Two elements are of fundamental value to that distancing à la Kaurismäki: on the one hand, strict directing of a staple group of actors including names such as Matti Pellonpää, Kati Outinen and Elina Salo, amongst others (“the performers are never puppets, they are flesh and blood, but I do not want them to shake their hands about all the time as if they were a windmill. The magic of film is between the camera and the actor’s eyes”); and on the other, expressive directing of photography by Timo Salminen, who is often unnaturally present to underline certain aspects of each story. Besides his Finnish films (the two aforementioned trilogies, for example, but also the wild comedies about the extravagant and funny Leningrad Cowboys group), Kaurismäki’s work opened naturally onto other stages in Europe during the nineties: he filmed in the United Kingdom, with Jean-Pierre Léaud in the starring role of I Hired a Contract Killer (1990); in France: La vie de Bohème (The Bohemian Life, 1992) about the work of Henri Murger, and explicitly not about the Puccini opera; and in Portugal, where he spends the most of the year: the short films Bico (2004) and O tasqueiro (2012).

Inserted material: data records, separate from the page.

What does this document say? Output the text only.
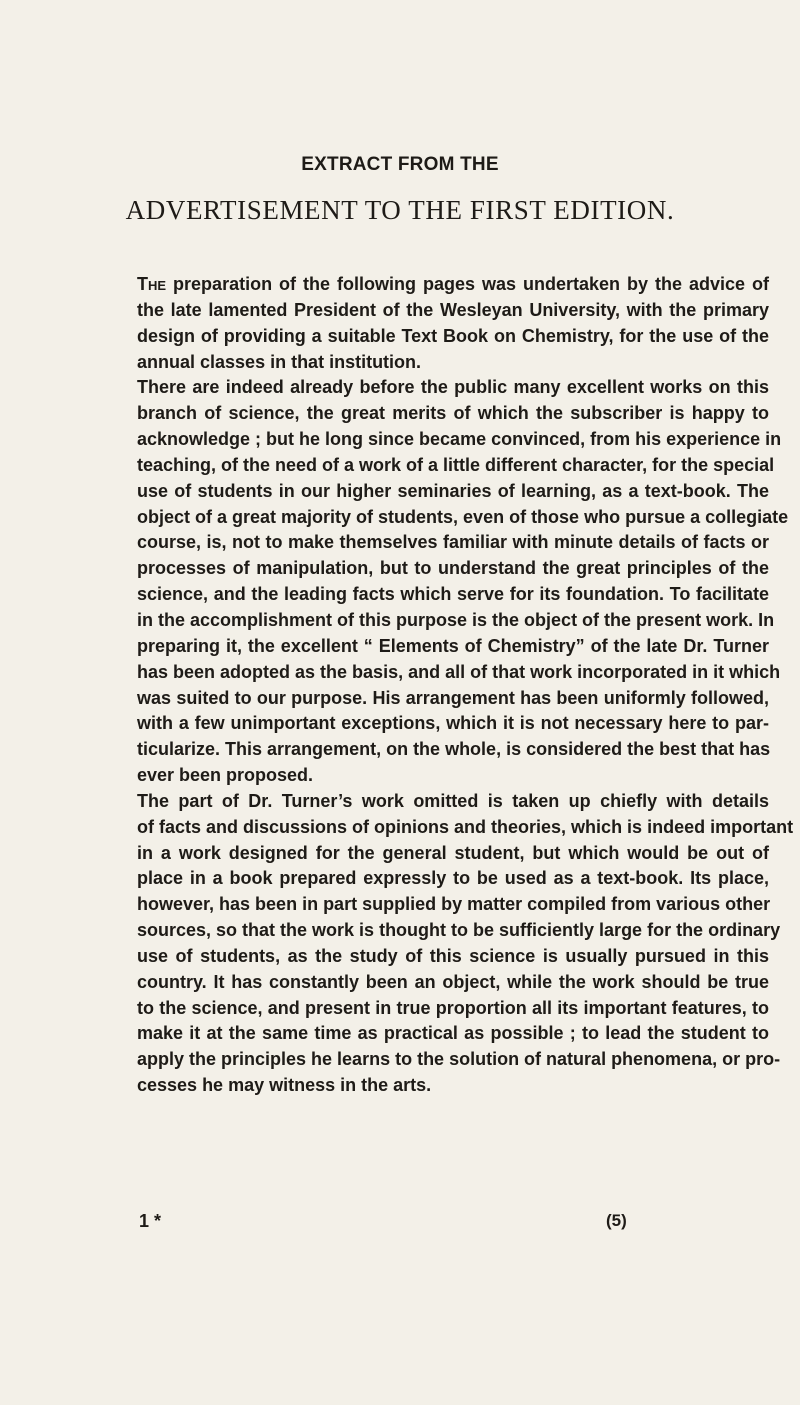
EXTRACT FROM THE
ADVERTISEMENT TO THE FIRST EDITION.
The preparation of the following pages was undertaken by the advice of
the late lamented President of the Wesleyan University, with the primary
design of providing a suitable Text Book on Chemistry, for the use of the
annual classes in that institution.
There are indeed already before the public many excellent works on this
branch of science, the great merits of which the subscriber is happy to
acknowledge ; but he long since became convinced, from his experience in
teaching, of the need of a work of a little different character, for the special
use of students in our higher seminaries of learning, as a text-book. The
object of a great majority of students, even of those who pursue a collegiate
course, is, not to make themselves familiar with minute details of facts or
processes of manipulation, but to understand the great principles of the
science, and the leading facts which serve for its foundation. To facilitate
in the accomplishment of this purpose is the object of the present work. In
preparing it, the excellent “ Elements of Chemistry” of the late Dr. Turner
has been adopted as the basis, and all of that work incorporated in it which
was suited to our purpose. His arrangement has been uniformly followed,
with a few unimportant exceptions, which it is not necessary here to par-
ticularize. This arrangement, on the whole, is considered the best that has
ever been proposed.
The part of Dr. Turner’s work omitted is taken up chiefly with details
of facts and discussions of opinions and theories, which is indeed important
in a work designed for the general student, but which would be out of
place in a book prepared expressly to be used as a text-book. Its place,
however, has been in part supplied by matter compiled from various other
sources, so that the work is thought to be sufficiently large for the ordinary
use of students, as the study of this science is usually pursued in this
country. It has constantly been an object, while the work should be true
to the science, and present in true proportion all its important features, to
make it at the same time as practical as possible ; to lead the student to
apply the principles he learns to the solution of natural phenomena, or pro-
cesses he may witness in the arts.
1 *	(5)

Last point. In response to misfortune, the other great key to Kaurismäki’s work is optimism. At least a certain courageous spirit that ends up taking hold of the downtrodden stars of his films, who are always ready to listen to a tango or a rock song to get the most out of each drop of life. The director says “I don’t want to spread my pessimism in the films”, and that is how we can understand the end of his last fictional feature film to date: Le Havre (id., 2011), filmed once again in France and with the Marcel Marx (André Wilms) of La vie de Bohème turned into a poor great-heart shoe shiner. The urgent political content —barely concealed on this occasion— does not cast a shadow over the universality of its message.